Of the 2,129,394 share options exercisable at the year end, 2,082,886 share
options vested in the year. The remaining vested award holders have a further
six to seven-year period, from the date of vesting, in which to exercise their
vested awards.
Details of the share option awards made are as follows:
FY 24
Number of
share options
Outstanding at the beginning of the year 9,996,040
Granted during the year 2,805,590
Exercised during the year (1,378,585)
Forfeited during the year (195,201)
Expired during the year -
Outstanding at the year end 11,227,844
Exercisable at the year end 2,129,394
The weighted average exercise price for all options outstanding in both the
current and prior years was nominal. The options outstanding as at 31 March
2024 had a weighted average remaining contractual life of 1.2 years (FY 23:
1.7 years).
During the year ended 31 March 2024, options were granted in July 2023 and
January 2024 to certain employees and senior management.
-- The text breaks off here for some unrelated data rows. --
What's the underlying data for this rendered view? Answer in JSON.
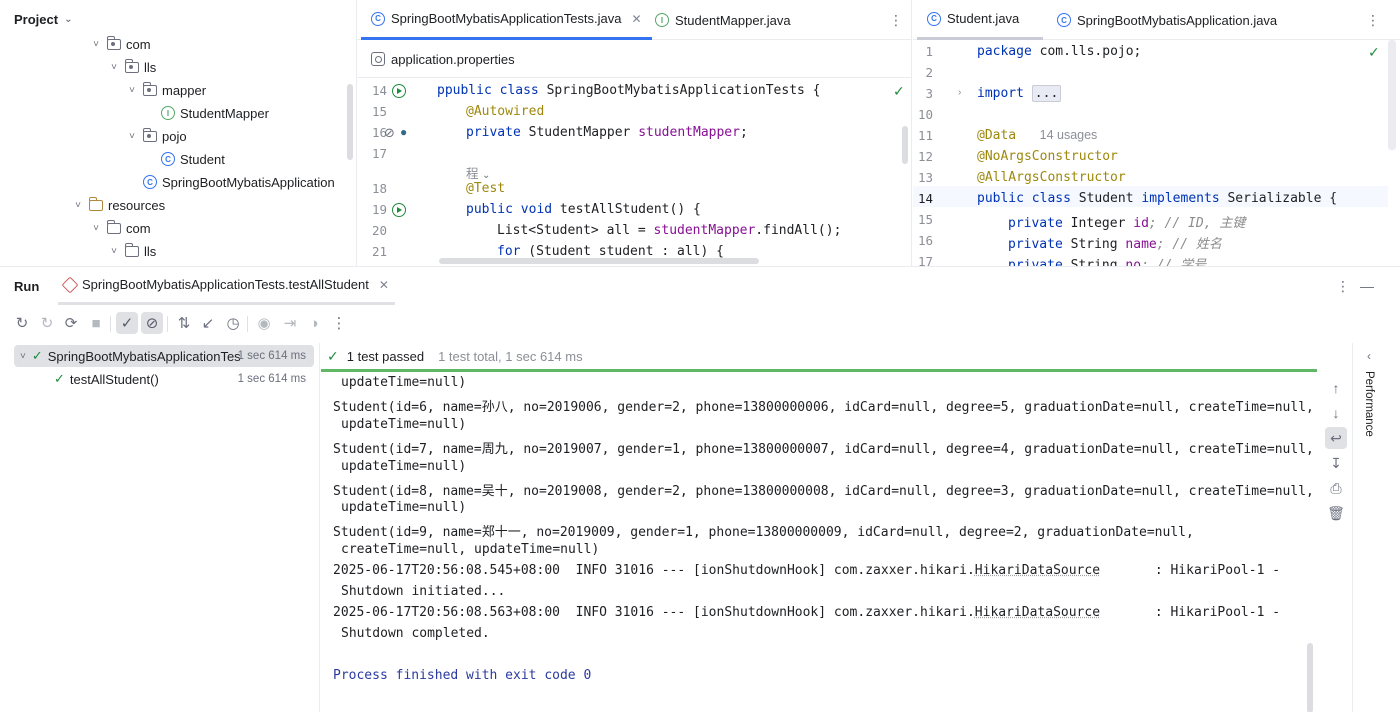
{
  "project": {
    "title": "Project",
    "tree": [
      {
        "label": "com",
        "kind": "package",
        "indent": 0,
        "expanded": true
      },
      {
        "label": "lls",
        "kind": "package",
        "indent": 1,
        "expanded": true
      },
      {
        "label": "mapper",
        "kind": "package",
        "indent": 2,
        "expanded": true
      },
      {
        "label": "StudentMapper",
        "kind": "interface",
        "indent": 3
      },
      {
        "label": "pojo",
        "kind": "package",
        "indent": 2,
        "expanded": true
      },
      {
        "label": "Student",
        "kind": "class",
        "indent": 3
      },
      {
        "label": "SpringBootMybatisApplication",
        "kind": "boot",
        "indent": 2
      },
      {
        "label": "resources",
        "kind": "resources",
        "indent": -1,
        "expanded": true
      },
      {
        "label": "com",
        "kind": "folder",
        "indent": 0,
        "expanded": true
      },
      {
        "label": "lls",
        "kind": "folder",
        "indent": 1,
        "expanded": true
      }
    ]
  },
  "editor1": {
    "tabs": [
      {
        "label": "SpringBootMybatisApplicationTests.java",
        "active": true
      },
      {
        "label": "StudentMapper.java",
        "active": false
      }
    ],
    "second_tab": "application.properties",
    "lines": [
      {
        "num": "14",
        "html_key": "l14"
      },
      {
        "num": "15",
        "html_key": "l15"
      },
      {
        "num": "16",
        "html_key": "l16"
      },
      {
        "num": "17",
        "html_key": "l17"
      },
      {
        "num": "",
        "html_key": "lhint"
      },
      {
        "num": "18",
        "html_key": "l18"
      },
      {
        "num": "19",
        "html_key": "l19"
      },
      {
        "num": "20",
        "html_key": "l20"
      },
      {
        "num": "21",
        "html_key": "l21"
      }
    ],
    "code": {
      "l14_kw": "public class",
      "l14_rest": " SpringBootMybatisApplicationTests {",
      "l14_prefix": "p",
      "l15": "@Autowired",
      "l16_kw": "private",
      "l16_type": " StudentMapper ",
      "l16_field": "studentMapper",
      "l16_end": ";",
      "hint": "程",
      "l18": "@Test",
      "l19_kw": "public void",
      "l19_rest": " testAllStudent() {",
      "l20_a": "List<Student> all = ",
      "l20_field": "studentMapper",
      "l20_b": ".findAll();",
      "l21_kw": "for",
      "l21_rest": " (Student student : all) {"
    }
  },
  "editor2": {
    "tabs": [
      {
        "label": "Student.java",
        "active": true
      },
      {
        "label": "SpringBootMybatisApplication.java",
        "active": false
      }
    ],
    "code": {
      "n1": "1",
      "n2": "2",
      "n3": "3",
      "n10": "10",
      "n11": "11",
      "n12": "12",
      "n13": "13",
      "n14": "14",
      "n15": "15",
      "n16": "16",
      "n17": "17",
      "pkg_kw": "package",
      "pkg_rest": " com.lls.pojo;",
      "imp_kw": "import",
      "imp_fold": "...",
      "data_ann": "@Data",
      "data_usages": "14 usages",
      "noargs": "@NoArgsConstructor",
      "allargs": "@AllArgsConstructor",
      "cls_kw": "public class",
      "cls_name": " Student ",
      "cls_impl": "implements",
      "cls_iface": " Serializable {",
      "f1_kw": "private",
      "f1_rest": " Integer ",
      "f1_name": "id",
      "f1_cmt": "; // ID, 主键",
      "f2_kw": "private",
      "f2_rest": " String ",
      "f2_name": "name",
      "f2_cmt": "; // 姓名",
      "f3_kw": "private",
      "f3_rest": " String ",
      "f3_name": "no",
      "f3_cmt": "; // 学号"
    }
  },
  "run": {
    "title": "Run",
    "tab_label": "SpringBootMybatisApplicationTests.testAllStudent",
    "tree": [
      {
        "label": "SpringBootMybatisApplicationTes",
        "time": "1 sec 614 ms",
        "selected": true,
        "indent": 0
      },
      {
        "label": "testAllStudent()",
        "time": "1 sec 614 ms",
        "selected": false,
        "indent": 1
      }
    ],
    "status_passed": "1 test passed",
    "status_total": "1 test total, 1 sec 614 ms",
    "progress_fraction": 1.0,
    "output": [
      {
        "text": "updateTime=null)",
        "cont": true
      },
      {
        "text": "Student(id=6, name=孙八, no=2019006, gender=2, phone=13800000006, idCard=null, degree=5, graduationDate=null, createTime=null,",
        "cont": false
      },
      {
        "text": "updateTime=null)",
        "cont": true
      },
      {
        "text": "Student(id=7, name=周九, no=2019007, gender=1, phone=13800000007, idCard=null, degree=4, graduationDate=null, createTime=null,",
        "cont": false
      },
      {
        "text": "updateTime=null)",
        "cont": true
      },
      {
        "text": "Student(id=8, name=吴十, no=2019008, gender=2, phone=13800000008, idCard=null, degree=3, graduationDate=null, createTime=null,",
        "cont": false
      },
      {
        "text": "updateTime=null)",
        "cont": true
      },
      {
        "text": "Student(id=9, name=郑十一, no=2019009, gender=1, phone=13800000009, idCard=null, degree=2, graduationDate=null,",
        "cont": false
      },
      {
        "text": "createTime=null, updateTime=null)",
        "cont": true
      },
      {
        "text": "2025-06-17T20:56:08.545+08:00  INFO 31016 --- [ionShutdownHook] com.zaxxer.hikari.HikariDataSource       : HikariPool-1 -",
        "cont": false
      },
      {
        "text": "Shutdown initiated...",
        "cont": true
      },
      {
        "text": "2025-06-17T20:56:08.563+08:00  INFO 31016 --- [ionShutdownHook] com.zaxxer.hikari.HikariDataSource       : HikariPool-1 -",
        "cont": false
      },
      {
        "text": "Shutdown completed.",
        "cont": true
      },
      {
        "text": "",
        "cont": false
      },
      {
        "text": "Process finished with exit code 0",
        "cont": false,
        "done": true
      }
    ],
    "side_label": "Performance"
  }
}
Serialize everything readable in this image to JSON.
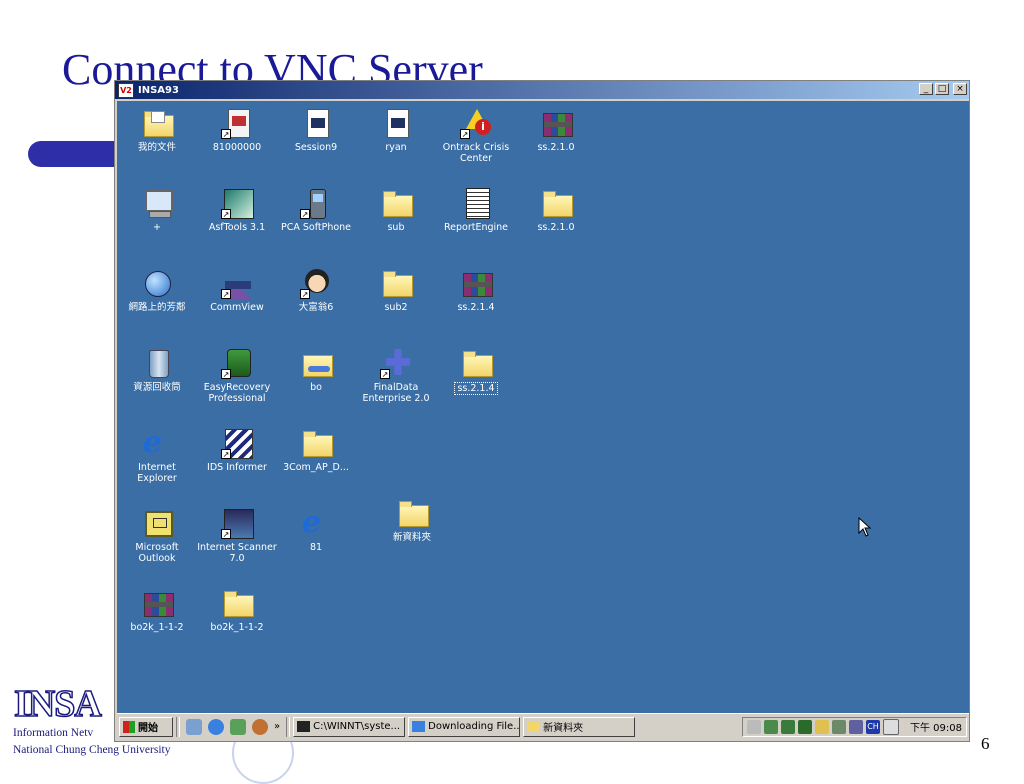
{
  "slide": {
    "title": "Connect to VNC Server",
    "logo": "INSA",
    "info_line1": "Information Netv",
    "info_line2": "National Chung Cheng University",
    "page_number": "6"
  },
  "window": {
    "title": "INSA93",
    "app_icon": "V2",
    "buttons": {
      "minimize": "_",
      "maximize": "□",
      "close": "×"
    }
  },
  "desktop": {
    "icons": [
      {
        "label": "我的文件",
        "type": "folder-docs"
      },
      {
        "label": "81000000",
        "type": "app-81"
      },
      {
        "label": "Session9",
        "type": "doc"
      },
      {
        "label": "ryan",
        "type": "doc"
      },
      {
        "label": "Ontrack Crisis Center",
        "type": "crisis"
      },
      {
        "label": "ss.2.1.0",
        "type": "winrar"
      },
      {
        "label": "+",
        "type": "computer"
      },
      {
        "label": "AsfTools 3.1",
        "type": "asf"
      },
      {
        "label": "PCA SoftPhone",
        "type": "phone"
      },
      {
        "label": "sub",
        "type": "folder"
      },
      {
        "label": "ReportEngine",
        "type": "report"
      },
      {
        "label": "ss.2.1.0",
        "type": "folder"
      },
      {
        "label": "網路上的芳鄰",
        "type": "globe"
      },
      {
        "label": "CommView",
        "type": "commview"
      },
      {
        "label": "大富翁6",
        "type": "game"
      },
      {
        "label": "sub2",
        "type": "folder"
      },
      {
        "label": "ss.2.1.4",
        "type": "winrar"
      },
      {
        "label": "資源回收筒",
        "type": "recycle"
      },
      {
        "label": "EasyRecovery Professional",
        "type": "easyrec"
      },
      {
        "label": "bo",
        "type": "bo"
      },
      {
        "label": "FinalData Enterprise 2.0",
        "type": "finaldata"
      },
      {
        "label": "ss.2.1.4",
        "type": "folder-selected"
      },
      {
        "label": "Internet Explorer",
        "type": "ie"
      },
      {
        "label": "IDS Informer",
        "type": "ids"
      },
      {
        "label": "3Com_AP_D...",
        "type": "folder"
      },
      {
        "label": "Microsoft Outlook",
        "type": "outlook"
      },
      {
        "label": "Internet Scanner 7.0",
        "type": "scanner"
      },
      {
        "label": "81",
        "type": "ie"
      },
      {
        "label": "新資料夾",
        "type": "folder"
      },
      {
        "label": "bo2k_1-1-2",
        "type": "winrar"
      },
      {
        "label": "bo2k_1-1-2",
        "type": "folder"
      }
    ]
  },
  "taskbar": {
    "start_label": "開始",
    "chevron": "»",
    "tasks": [
      {
        "label": "C:\\WINNT\\syste...",
        "icon": "cmd-icon"
      },
      {
        "label": "Downloading File...",
        "icon": "ie-icon"
      },
      {
        "label": "新資料夾",
        "icon": "folder-icon"
      }
    ],
    "tray_lang": "CH",
    "clock": "下午 09:08"
  },
  "colors": {
    "desktop": "#3a6ea5",
    "titlebar": "#0a246a",
    "slide_title": "#1a1a99"
  }
}
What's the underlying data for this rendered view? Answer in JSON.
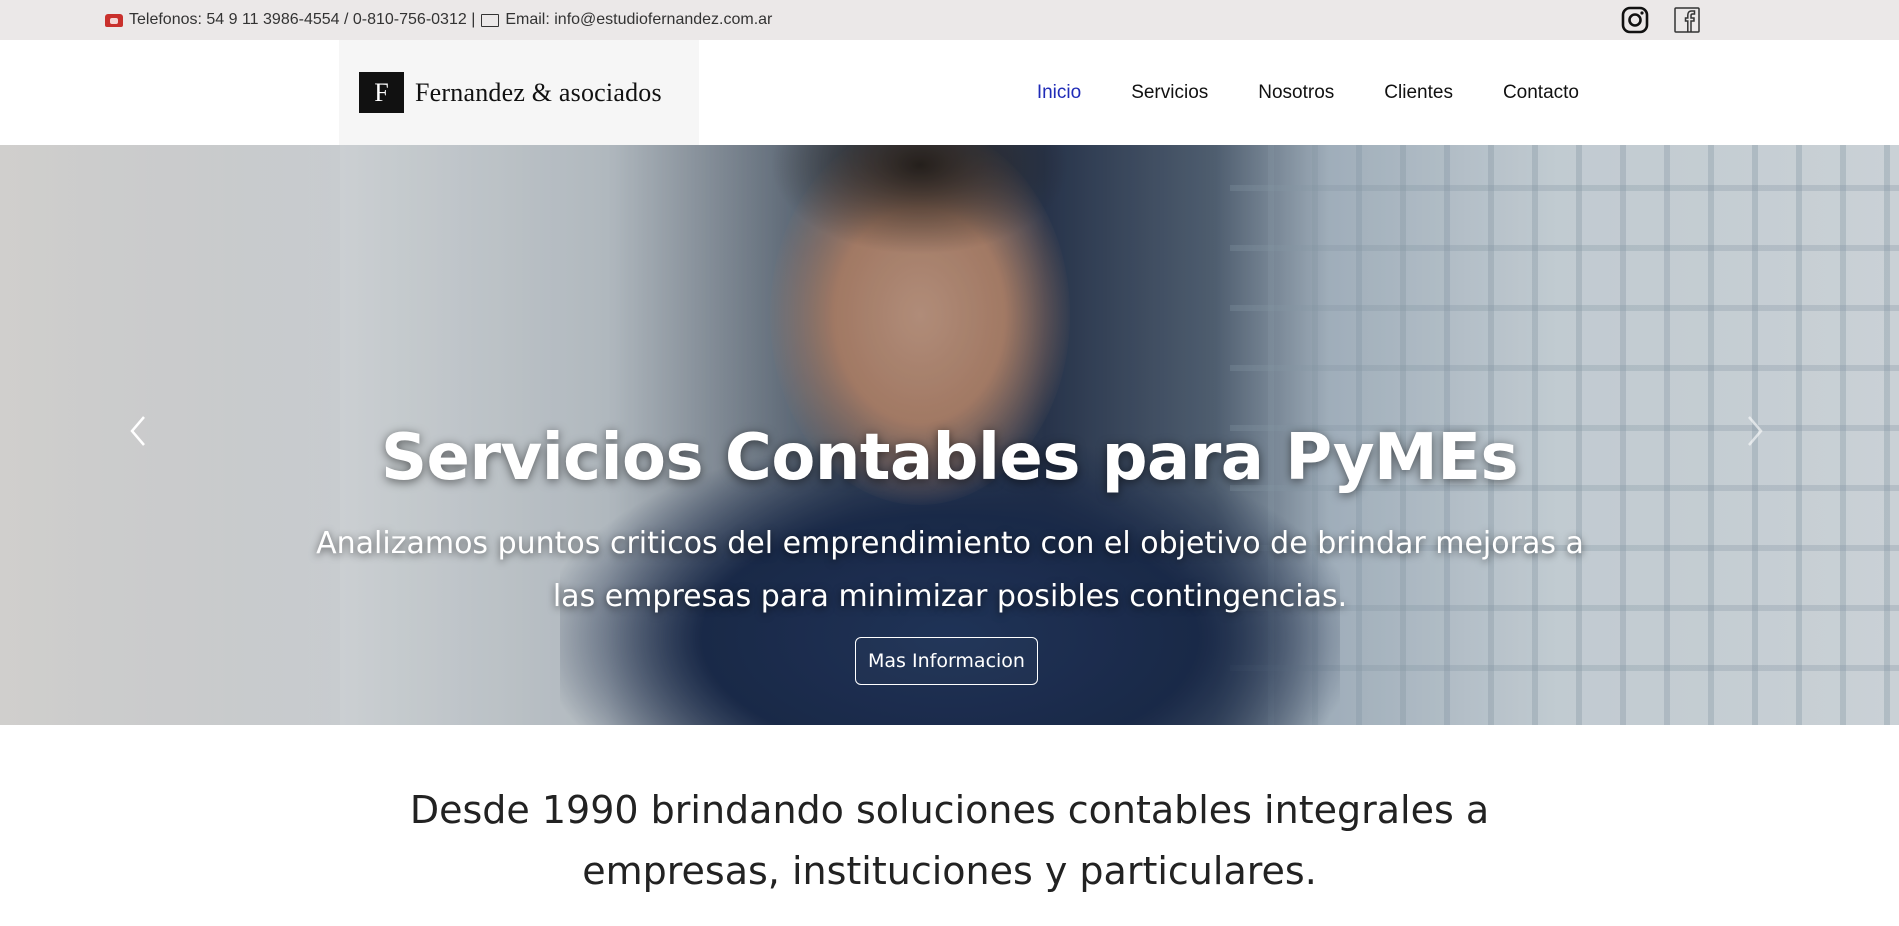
{
  "topbar": {
    "phone_icon": "phone-icon",
    "phones_text": "Telefonos: 54 9 11 3986-4554 / 0-810-756-0312 |",
    "mail_icon": "mail-icon",
    "email_text": "Email: info@estudiofernandez.com.ar",
    "social": [
      {
        "name": "instagram-icon"
      },
      {
        "name": "facebook-icon"
      }
    ]
  },
  "header": {
    "logo_letter": "F",
    "logo_text": "Fernandez & asociados",
    "nav": [
      {
        "label": "Inicio",
        "active": true
      },
      {
        "label": "Servicios",
        "active": false
      },
      {
        "label": "Nosotros",
        "active": false
      },
      {
        "label": "Clientes",
        "active": false
      },
      {
        "label": "Contacto",
        "active": false
      }
    ]
  },
  "hero": {
    "title": "Servicios Contables para PyMEs",
    "subtitle_line1": "Analizamos puntos criticos del emprendimiento con el objetivo de brindar mejoras a",
    "subtitle_line2": "las empresas para minimizar posibles contingencias.",
    "button_label": "Mas Informacion",
    "prev_icon": "chevron-left-icon",
    "next_icon": "chevron-right-icon"
  },
  "intro": {
    "line1": "Desde 1990 brindando soluciones contables integrales a",
    "line2": "empresas, instituciones y particulares."
  },
  "colors": {
    "topbar_bg": "#ebe8e8",
    "nav_active": "#1f2bb7",
    "logo_bg": "#f6f6f6"
  }
}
MIP share options with an external market condition were valued at award using
the Monte Carlo option pricing model. The model simulates a variety of
possible results, across 10,000 iterations for each of the options, by
substituting a range of values for any factor that has inherent uncertainty
over a number of scenarios using a different set of random values from the
probability functions. The model takes any market-based performance conditions
into account and adjusts the fair value of the options based on the likelihood
of meeting the stated vesting conditions.
MIP share options without external market conditions and EIP share options
were valued at award using a Black-Scholes model.
The inputs to these models in the period were as follows:
FY 24
Weighted average share price at grant date £3.98
Exercise price Nominal
Volatility 26.42%
Weighted average share option life 4 years
Risk free rate 4.93%
Expected dividend yield 3.00%
Volatility is calculated based on the relative rate at which Alpha's share
price moves up and down. It is derived from calculating the annualised
standard deviation of the daily changes in share price. The expected expense
calculated in the model has been adjusted, based on management's best
estimate, for the effects of non-market-based performance conditions and
employee attrition.
The Group recognised a total expense of £7.3m (FY 23: £8.0m) in the current
year, comprising £6.7m (FY 23: £7.0m) in relation to equity-settled
share-based payments, and £0.6m (FY 23: £1.0m) relating to relevant social
security taxes.
Given the more challenging market environment and the Group's performance in
FY 24, in April 2024, the Remuneration Committee considered the vesting of FY
24 awards to Executive Directors and senior management of the Group. It was
determined that the overall vesting levels of the FY 24 share options awards
would be significantly lower than FY 23. This has been reflected in the
calculation of the share-based payment charge in the year as well as the
associated social security costs.
The combined carrying value of current and non-current liabilities relating to
social security tax on share options as at 31 March 2024 is £3.5m (FY 23:
£3.3m) of which £2.1m was current and £1.4m was non-current. A £0.6m
charge was recognised in the consolidated statement of comprehensive income in
the year, offset by £0.4m of payments. Assumptions associated with the
calculation of the social security tax liability due on vesting of share
options include an estimation of the forward-looking share price at the
vesting date based on analyst research and applicable future tax rates. For
these purposes, the share price is updated at each reporting period to reflect
historical trends, and is assumed to grow in line with the estimated future
performance of the business.
If the estimated future share price assumption were to increase by 30%, the
social security costs in the period would increase by £0.4m. Were the share
price assumption to reduce by 30% the charge would reduce by £0.4m.
If the estimated number of share options expected to forfeit annually were to
decrease by 3% for all outstanding share options, the share-based payment
charge in the year would increase by £0.7m. If estimated annual forfeits were
to increase by 3%, the charge in the year would reduce by £0.7m.